Even when there are things he recognises are sin and does apologise (a rare occurrence), there is no attempt to mend things/make up for it. It’s a real struggle for me as my own family are like that. There is the attitude that no matter how badly you wrong someone, saying “sorry” is enough – never any attempt to fix what has been done nor any commitment to not do it again. It’s a real struggle at times.
I am in a marriage with a conflict avoidant gatekeeper. For decades I kept reading books and blogs stating that I needed to work on me and treat her like a queen and things will improve (and I mention many times just how much our differences hurt me with a constant response of “you should get over it as you have the problem”.

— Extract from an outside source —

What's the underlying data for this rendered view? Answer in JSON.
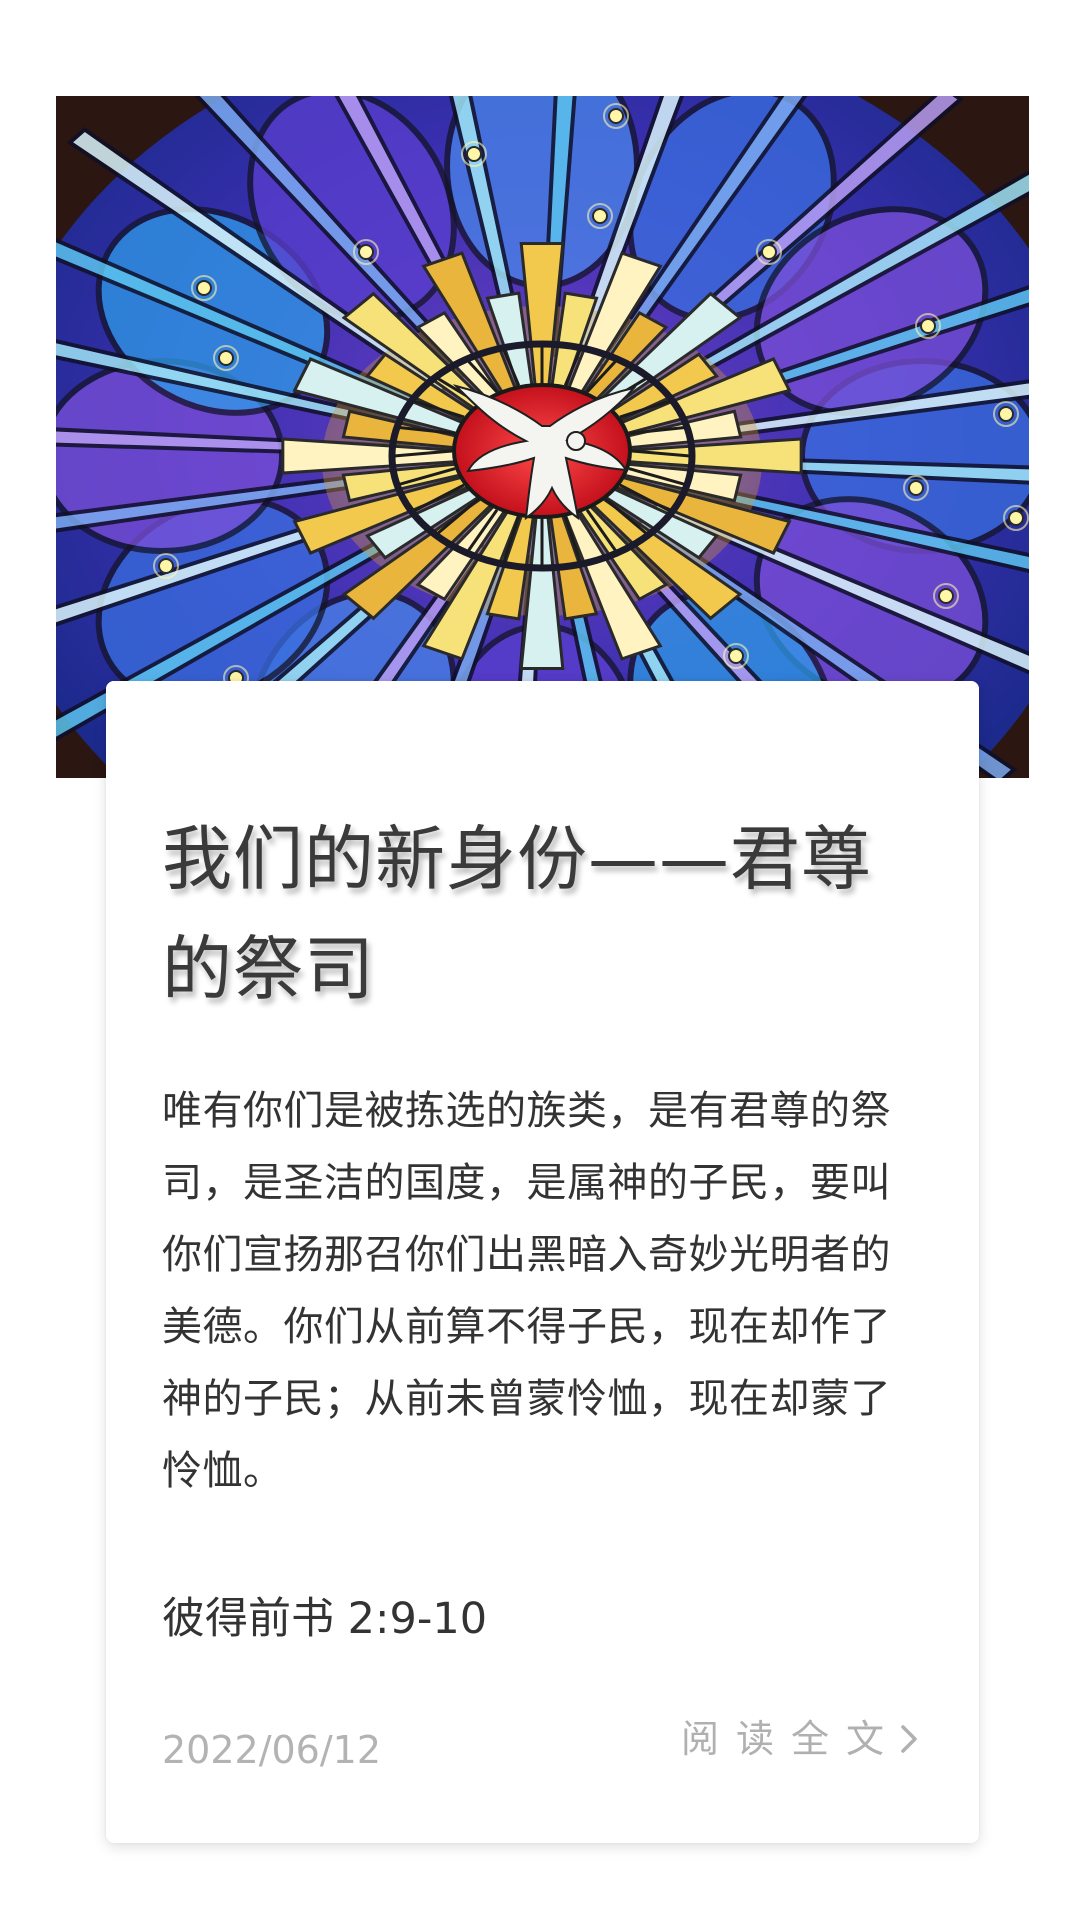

I feared resentment would build and it did a bit. But on the last conversation we had on the subject 2 years ago she said she will never “work on the issue as that it is all just my issue and I should be happy with having sex twice a month”. I realized that if I kept pushing myself I would fall into depression.
Since that time I have backed off. The resentment has subsided, but as someone commented above the lack of resentment does not equal intimacy. I feel more sorry for her that she will never experience a great marriage. Instead of resentment I just don’t feel for her anymore. I don’t care if we ever have sex again. It just doesn’t matter and I am just staying with my wife as a companion as a parent. I have talked with friends that divorced and the prospects for a late middle aged man that has a few extra pounds and going bald just don’t seem all that great
Hi Happy Hubby, sadly that is approaching how I feel too. I don’t understand spouses who say they will never do anything about the issue and that it is our problem and not theirs. We are their life partner! Their problems are our problems and our problems are their problems…. or at least in a loving, christian marriage they would be.
But sadly we cannot change them. All we can do is pray that God convicts their hearts one day and pray that our own hearts have not totally shut down by then.